Der Arzt nickt, als ich ihn frage, ob sie noch Jungfrau ist, kinderlos und ein Schmetterlingsmal am inneren Oberarm trägt. Bevor ich in ihr Zimmer gehe, besorge ich frische Muscheln und lege sie wie einen Köder vor ihr aus.

Sie lässt den Stift fallen, mit dem sie einen Zettel nach dem anderen voll gekritzelt und jedem hingehalten hat, der sie in ihrem Zimmer besuchte. Sie stürzt sich auf die Muscheln, nach einem kurzen, beinahe animalischen Zögern, mit dem sie eine einladende Handbewegung meinerseits abgewartet hat, und beginnt zu schlürfen. Ich sammle die Zettel vom Boden auf, betrachte sie nun genauer. Geschwungene Bögen. Es sollen tatsächlich Kyu-do-Bögen sein, mit der asymmetrischen Aufteilung, die die Schießübung zum anspruchsvollen Sport hat werden lassen. Doch ihre Darstellungen sind ungelenk, schwer zu erkennen. Ich nehme Midori dennoch mit, sobald die Muschelschalen wie leere Augenhöhlen vom Teller blicken, und bringe sie in ein Geschäft, in dem Sportbögen verkauft werden. Es ist gar nicht weit, ein kleines Dorf auf den Klippen Cornwalls dort, wo regelmäßig Wettkämpfe im Zen-Bogenschießen stattfinden.

Ein Jubelschrei schnellt in dem Moment aus ihrer Kehle, in dem sie mit Rechts nach dem größten der ausgestellten Holzbögen greift, mit Links nach den Pfeilen. Dann macht sie auf dem Absatz kehrt und läuft aus dem Laden, über die Straße, aus dem Dorf.

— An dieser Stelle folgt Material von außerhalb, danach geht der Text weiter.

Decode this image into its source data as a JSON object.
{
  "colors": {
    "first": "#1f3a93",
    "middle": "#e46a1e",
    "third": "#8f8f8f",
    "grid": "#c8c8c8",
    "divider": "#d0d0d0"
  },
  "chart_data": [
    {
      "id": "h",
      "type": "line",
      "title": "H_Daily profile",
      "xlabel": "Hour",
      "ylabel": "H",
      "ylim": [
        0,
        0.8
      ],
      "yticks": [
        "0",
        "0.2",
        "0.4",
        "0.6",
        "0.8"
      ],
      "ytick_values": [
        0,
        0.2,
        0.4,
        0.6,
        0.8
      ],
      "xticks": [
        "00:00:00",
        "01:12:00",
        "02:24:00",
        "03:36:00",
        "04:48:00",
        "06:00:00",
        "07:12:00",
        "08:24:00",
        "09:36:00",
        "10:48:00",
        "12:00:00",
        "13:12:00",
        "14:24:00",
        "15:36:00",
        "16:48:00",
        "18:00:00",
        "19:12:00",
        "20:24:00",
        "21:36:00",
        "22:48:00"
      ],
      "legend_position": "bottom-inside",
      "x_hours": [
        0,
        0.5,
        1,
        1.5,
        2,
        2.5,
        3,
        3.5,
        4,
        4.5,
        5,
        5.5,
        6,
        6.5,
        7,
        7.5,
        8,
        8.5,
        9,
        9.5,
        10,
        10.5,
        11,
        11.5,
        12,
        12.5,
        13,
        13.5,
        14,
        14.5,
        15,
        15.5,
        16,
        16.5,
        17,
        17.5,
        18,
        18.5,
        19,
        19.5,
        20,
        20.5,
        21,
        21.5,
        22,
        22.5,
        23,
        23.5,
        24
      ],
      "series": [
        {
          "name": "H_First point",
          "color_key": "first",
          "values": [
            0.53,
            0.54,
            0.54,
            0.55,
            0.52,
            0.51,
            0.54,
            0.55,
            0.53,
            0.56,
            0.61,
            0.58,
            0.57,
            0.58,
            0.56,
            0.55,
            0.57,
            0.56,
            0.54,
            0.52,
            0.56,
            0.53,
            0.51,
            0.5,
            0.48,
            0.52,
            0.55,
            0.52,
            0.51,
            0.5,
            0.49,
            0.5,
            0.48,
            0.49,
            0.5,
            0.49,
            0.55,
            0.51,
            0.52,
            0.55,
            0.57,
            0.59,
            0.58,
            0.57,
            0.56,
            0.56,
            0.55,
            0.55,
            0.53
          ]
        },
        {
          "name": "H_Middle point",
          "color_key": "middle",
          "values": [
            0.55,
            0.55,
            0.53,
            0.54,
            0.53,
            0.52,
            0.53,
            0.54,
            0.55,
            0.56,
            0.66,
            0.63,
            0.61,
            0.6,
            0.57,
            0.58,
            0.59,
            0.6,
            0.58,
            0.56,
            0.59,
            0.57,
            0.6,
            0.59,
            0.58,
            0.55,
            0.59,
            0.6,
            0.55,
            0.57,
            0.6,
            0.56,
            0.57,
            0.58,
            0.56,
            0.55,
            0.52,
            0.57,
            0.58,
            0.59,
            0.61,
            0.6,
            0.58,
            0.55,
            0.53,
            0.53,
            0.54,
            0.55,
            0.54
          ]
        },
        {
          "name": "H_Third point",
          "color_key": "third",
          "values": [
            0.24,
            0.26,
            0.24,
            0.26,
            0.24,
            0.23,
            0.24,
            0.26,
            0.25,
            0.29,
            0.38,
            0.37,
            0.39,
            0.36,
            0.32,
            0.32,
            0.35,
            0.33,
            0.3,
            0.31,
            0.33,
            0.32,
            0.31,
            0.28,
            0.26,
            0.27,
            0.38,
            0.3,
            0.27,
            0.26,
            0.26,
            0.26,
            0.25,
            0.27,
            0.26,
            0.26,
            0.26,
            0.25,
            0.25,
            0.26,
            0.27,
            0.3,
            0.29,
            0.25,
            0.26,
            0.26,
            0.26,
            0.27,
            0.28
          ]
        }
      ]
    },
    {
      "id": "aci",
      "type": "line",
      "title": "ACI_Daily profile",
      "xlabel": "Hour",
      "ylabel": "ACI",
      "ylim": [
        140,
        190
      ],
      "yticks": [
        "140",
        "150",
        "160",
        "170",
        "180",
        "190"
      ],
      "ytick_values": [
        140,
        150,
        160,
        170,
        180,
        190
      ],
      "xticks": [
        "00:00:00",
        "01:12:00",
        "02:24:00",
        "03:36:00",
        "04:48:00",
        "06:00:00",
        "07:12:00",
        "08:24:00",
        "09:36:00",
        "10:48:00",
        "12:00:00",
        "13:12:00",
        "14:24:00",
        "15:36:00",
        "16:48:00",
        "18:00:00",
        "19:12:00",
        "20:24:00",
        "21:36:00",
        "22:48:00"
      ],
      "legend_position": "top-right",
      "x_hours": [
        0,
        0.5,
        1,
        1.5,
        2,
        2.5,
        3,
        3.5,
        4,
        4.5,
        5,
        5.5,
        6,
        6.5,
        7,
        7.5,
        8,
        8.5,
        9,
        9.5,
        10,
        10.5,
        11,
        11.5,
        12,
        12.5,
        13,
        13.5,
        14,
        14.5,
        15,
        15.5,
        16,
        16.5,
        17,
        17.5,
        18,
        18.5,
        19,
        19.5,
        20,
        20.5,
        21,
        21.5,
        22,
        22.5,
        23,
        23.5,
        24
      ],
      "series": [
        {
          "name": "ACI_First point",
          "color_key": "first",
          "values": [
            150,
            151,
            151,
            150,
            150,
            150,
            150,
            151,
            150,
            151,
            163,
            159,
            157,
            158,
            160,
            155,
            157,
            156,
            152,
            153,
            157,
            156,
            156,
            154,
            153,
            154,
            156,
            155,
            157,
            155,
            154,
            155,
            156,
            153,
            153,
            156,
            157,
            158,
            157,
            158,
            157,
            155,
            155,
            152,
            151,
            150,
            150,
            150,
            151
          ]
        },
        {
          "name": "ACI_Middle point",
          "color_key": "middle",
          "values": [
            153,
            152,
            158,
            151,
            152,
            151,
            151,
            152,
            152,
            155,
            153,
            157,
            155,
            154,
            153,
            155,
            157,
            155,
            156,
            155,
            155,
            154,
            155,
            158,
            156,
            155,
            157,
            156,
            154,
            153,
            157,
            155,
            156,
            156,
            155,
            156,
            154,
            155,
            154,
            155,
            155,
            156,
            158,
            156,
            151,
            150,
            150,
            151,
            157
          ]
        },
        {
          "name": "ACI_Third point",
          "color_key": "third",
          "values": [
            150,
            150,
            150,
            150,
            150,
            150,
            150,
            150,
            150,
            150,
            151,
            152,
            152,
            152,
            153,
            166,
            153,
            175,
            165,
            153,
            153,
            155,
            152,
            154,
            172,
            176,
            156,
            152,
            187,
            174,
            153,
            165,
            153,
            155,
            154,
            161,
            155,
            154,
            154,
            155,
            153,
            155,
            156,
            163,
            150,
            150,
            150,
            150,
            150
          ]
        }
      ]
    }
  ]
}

„Halt!“ rufen der Besitzer des Ladens und ich gleichermaßen empört und erschrocken und nehmen die Verfolgung auf. Doch sie ist schneller. Gelangt auf die Wiesen, auf die der Wind die Gischt peitscht. Sie verlangsamt nicht ihren Schritt, lässt sich von Zäunen nicht aufhalten und als sie an die Klippe kommt, läuft sie einfach weiter, in die untergehende Sonne. Der Meeresschaum, auf den sie aufschlägt, verschluckt sie sofort.

Hatsumi wird plötzlich wach. Fährt den Computer hoch und ruft die letzte Seite ihres Manuskriptes auf. Als sie umblättert, sieht sie Midori vor sich, der Brandung entstiegen und entschlossener als je zuvor. Hatsumis Finger fegen über die Tasten. Die Müdigkeit ist verflogen.

Wir schicken Suchtrupps los, tagelang gehen sie die Küste ab, doch die Meerjungfrau bleibt versunken. Eine Leere breitet sich in mir aus und eine unerklärliche Traurigkeit. Ich maile Hatsumi, bekomme aber keine Antwort.

Erst im nächsten Frühjahr schickt sie mir ihren neuen Roman und zwischen den Seiten finde ich sie wieder, meine kleine Meerjungfrau.